La première phase de la création d’Entailles a également permis de faire la recherche esthétique et de monter la scénographie : « L’autre avantage de travailler avec Julie était que je voulais d’abord voir le corps avec des objets, puis me départir de ces objets, insiste Caroline Laurin-Beaucage. J’ai pu réaliser des fantasmes visuels que j’avais, de manière à ce qu’ils nous imprègnent à tous pendant les étapes suivantes de la création. Les photos m’ont aussi permis de savoir ce que je voulais garder comme objets dans la scénographie, elles ont dicté toute l’esthétique visuelle et tout le ton de la pièce ». Ainsi, la chorégraphe a découvert que cette manière de travailler rendait le processus de création très organique, en permettant de faire des choix d’entrée de jeu : « On n’est pas dans un studio de danse à regarder des mouvements abstraits pendant des mois puis à se demander ce que vont porter les danseurs. Tout se fait en même temps. Tout ce qui est sur scène fait partie de l’environnement depuis longtemps ».

Carnaval d'Amélie Rajotte avec Nicolas Labelle, Nicolas Patry, Jessica Serli, Ashlea Watkin.  Photo : Ashlea Watkin par Julie Artacho.

Carnaval d’Amélie Rajotte avec Nicolas Labelle, Nicolas Patry, Jessica Serli, Ashlea Watkin.
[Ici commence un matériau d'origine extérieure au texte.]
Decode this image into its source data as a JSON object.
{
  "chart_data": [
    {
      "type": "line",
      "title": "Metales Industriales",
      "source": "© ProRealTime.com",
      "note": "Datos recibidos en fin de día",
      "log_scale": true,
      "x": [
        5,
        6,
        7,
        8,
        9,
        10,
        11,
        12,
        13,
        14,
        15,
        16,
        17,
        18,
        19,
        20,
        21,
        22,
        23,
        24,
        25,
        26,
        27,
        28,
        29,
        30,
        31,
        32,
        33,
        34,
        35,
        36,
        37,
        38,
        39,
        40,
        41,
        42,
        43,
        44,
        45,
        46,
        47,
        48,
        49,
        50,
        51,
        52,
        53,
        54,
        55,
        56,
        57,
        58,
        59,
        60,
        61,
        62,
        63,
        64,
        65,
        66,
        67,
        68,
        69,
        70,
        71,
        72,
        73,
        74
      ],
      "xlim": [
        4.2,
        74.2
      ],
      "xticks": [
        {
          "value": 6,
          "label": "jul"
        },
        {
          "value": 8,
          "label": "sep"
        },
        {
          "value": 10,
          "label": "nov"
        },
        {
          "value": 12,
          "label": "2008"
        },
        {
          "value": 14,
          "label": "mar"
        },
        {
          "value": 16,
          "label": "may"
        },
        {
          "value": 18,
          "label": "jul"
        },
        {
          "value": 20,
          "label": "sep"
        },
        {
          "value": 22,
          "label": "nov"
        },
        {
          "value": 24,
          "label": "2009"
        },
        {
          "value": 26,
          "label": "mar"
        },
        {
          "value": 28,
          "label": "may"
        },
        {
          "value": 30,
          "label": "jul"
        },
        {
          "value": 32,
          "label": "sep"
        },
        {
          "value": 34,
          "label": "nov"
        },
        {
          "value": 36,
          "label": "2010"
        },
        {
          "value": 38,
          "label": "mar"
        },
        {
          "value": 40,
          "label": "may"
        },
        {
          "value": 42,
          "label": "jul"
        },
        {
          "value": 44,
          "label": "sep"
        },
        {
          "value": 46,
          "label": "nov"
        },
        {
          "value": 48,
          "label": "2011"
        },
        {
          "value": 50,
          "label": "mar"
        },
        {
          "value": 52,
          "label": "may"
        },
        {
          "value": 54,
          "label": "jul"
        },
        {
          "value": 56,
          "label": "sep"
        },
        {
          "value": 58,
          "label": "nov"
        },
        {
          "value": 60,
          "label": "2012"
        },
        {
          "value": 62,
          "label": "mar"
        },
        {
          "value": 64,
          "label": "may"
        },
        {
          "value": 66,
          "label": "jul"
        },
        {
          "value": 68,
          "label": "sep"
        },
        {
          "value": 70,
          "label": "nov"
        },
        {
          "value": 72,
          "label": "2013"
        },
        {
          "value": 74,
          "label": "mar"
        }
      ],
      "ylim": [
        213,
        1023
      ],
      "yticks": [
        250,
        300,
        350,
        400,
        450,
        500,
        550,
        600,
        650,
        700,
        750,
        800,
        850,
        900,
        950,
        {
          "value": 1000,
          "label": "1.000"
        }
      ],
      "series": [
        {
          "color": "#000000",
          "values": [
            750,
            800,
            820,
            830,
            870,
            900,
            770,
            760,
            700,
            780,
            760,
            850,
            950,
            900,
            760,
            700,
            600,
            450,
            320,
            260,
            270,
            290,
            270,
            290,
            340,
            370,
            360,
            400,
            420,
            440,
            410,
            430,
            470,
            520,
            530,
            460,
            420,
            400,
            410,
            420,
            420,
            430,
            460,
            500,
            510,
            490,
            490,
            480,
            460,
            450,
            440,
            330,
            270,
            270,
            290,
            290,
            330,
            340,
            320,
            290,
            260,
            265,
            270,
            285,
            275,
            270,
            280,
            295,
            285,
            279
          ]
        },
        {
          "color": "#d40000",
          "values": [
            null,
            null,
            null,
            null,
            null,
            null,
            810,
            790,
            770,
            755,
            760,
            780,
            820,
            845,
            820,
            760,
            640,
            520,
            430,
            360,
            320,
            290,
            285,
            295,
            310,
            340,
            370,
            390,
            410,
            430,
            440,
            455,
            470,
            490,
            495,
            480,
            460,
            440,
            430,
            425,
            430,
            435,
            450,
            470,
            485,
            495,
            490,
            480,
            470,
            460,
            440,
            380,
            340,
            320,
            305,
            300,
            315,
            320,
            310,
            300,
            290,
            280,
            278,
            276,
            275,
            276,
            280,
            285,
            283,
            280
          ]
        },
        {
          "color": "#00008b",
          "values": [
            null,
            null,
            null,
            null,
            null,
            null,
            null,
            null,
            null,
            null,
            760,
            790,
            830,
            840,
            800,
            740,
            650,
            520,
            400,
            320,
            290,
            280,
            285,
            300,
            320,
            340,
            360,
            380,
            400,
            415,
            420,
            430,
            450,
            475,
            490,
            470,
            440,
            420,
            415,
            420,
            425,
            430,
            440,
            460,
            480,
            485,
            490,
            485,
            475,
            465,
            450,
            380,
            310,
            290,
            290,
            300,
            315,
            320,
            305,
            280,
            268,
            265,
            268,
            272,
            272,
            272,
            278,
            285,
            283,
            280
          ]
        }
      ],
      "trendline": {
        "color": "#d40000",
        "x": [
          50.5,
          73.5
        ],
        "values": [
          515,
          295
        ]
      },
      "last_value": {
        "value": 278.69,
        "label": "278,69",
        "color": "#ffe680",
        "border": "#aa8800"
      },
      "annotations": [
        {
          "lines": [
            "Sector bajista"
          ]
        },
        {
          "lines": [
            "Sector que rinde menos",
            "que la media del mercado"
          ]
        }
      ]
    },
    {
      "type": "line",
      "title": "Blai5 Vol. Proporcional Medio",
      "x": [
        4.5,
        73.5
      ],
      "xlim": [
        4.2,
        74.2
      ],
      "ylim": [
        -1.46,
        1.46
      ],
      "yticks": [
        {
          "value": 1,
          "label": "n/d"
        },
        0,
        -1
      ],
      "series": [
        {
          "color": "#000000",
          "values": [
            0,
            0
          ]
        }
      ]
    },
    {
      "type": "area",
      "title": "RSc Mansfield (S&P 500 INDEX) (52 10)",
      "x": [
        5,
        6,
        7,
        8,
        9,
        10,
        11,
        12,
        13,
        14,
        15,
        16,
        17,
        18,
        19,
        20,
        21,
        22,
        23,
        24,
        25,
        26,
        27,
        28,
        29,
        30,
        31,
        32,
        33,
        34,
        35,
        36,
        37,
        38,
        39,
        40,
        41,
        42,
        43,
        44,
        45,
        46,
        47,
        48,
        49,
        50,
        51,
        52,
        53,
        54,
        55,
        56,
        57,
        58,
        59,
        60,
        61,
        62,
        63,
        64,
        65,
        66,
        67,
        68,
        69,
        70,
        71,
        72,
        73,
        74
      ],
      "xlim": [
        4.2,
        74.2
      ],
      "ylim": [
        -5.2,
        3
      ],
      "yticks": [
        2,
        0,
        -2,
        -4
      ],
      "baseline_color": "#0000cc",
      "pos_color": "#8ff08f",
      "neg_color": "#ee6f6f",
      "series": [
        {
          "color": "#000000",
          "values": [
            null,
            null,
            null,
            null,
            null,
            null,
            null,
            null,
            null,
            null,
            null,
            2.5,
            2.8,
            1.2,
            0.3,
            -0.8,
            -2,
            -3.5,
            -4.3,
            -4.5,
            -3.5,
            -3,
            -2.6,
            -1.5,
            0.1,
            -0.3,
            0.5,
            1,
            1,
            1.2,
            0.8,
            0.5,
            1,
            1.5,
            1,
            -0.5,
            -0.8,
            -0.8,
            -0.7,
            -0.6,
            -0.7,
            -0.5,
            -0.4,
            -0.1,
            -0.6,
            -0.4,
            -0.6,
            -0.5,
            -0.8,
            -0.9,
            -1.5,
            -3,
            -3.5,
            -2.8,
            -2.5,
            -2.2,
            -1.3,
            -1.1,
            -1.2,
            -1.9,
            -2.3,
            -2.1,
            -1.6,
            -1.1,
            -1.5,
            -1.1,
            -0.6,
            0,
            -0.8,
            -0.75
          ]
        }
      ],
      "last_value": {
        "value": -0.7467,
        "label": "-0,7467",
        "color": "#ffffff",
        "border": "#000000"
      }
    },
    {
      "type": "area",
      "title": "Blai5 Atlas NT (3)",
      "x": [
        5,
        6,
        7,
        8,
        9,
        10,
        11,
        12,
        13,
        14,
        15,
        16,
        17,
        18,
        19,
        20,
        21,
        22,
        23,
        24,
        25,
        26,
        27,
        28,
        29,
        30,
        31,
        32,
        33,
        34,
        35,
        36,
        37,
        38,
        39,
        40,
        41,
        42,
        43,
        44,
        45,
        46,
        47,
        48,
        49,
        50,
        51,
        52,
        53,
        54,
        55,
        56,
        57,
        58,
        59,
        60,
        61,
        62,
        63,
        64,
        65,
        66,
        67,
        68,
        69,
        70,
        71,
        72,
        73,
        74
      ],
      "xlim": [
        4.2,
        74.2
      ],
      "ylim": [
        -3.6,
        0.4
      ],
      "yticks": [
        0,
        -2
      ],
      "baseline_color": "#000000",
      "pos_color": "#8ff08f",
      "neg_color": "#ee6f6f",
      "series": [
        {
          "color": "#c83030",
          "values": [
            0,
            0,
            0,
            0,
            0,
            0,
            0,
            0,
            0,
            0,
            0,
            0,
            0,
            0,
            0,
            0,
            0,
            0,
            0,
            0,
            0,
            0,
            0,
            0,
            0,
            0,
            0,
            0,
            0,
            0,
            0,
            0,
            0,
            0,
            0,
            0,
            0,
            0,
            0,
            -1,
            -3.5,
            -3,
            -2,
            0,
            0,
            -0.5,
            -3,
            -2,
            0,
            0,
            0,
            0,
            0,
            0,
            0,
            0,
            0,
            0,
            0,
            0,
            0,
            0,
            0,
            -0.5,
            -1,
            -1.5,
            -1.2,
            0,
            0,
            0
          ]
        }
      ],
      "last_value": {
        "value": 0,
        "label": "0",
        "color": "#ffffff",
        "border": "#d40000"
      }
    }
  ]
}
Photo : Ashlea Watkin par Julie Artacho.

Pour Carnaval, création expressionniste d’Amélie Rajotte sur le lever du masque social, la contribution de Julie Artacho, moins itérative, a également permis à la chorégraphe de faire des expérimentations visuelles qui ne sont pas toujours possibles en répétition : «Nous avons fait deux séances photos en début et en milieu de processus, dit Amélie Rajotte. Julie et moi avions demandé aux interprètes Nicolas Labelle, Nicolas Patry, Jessica Serli et Ashlea Watkin d’apporter des costumes et des accessoires. Nous avons beaucoup discuté de l’esthétique et du ton de la pièce. Elle écoutait ma vision et me proposait des choses. De ces deux séances, j’ai gardé certains accessoires, mais la pièce est beaucoup plus sombre que sur les photos »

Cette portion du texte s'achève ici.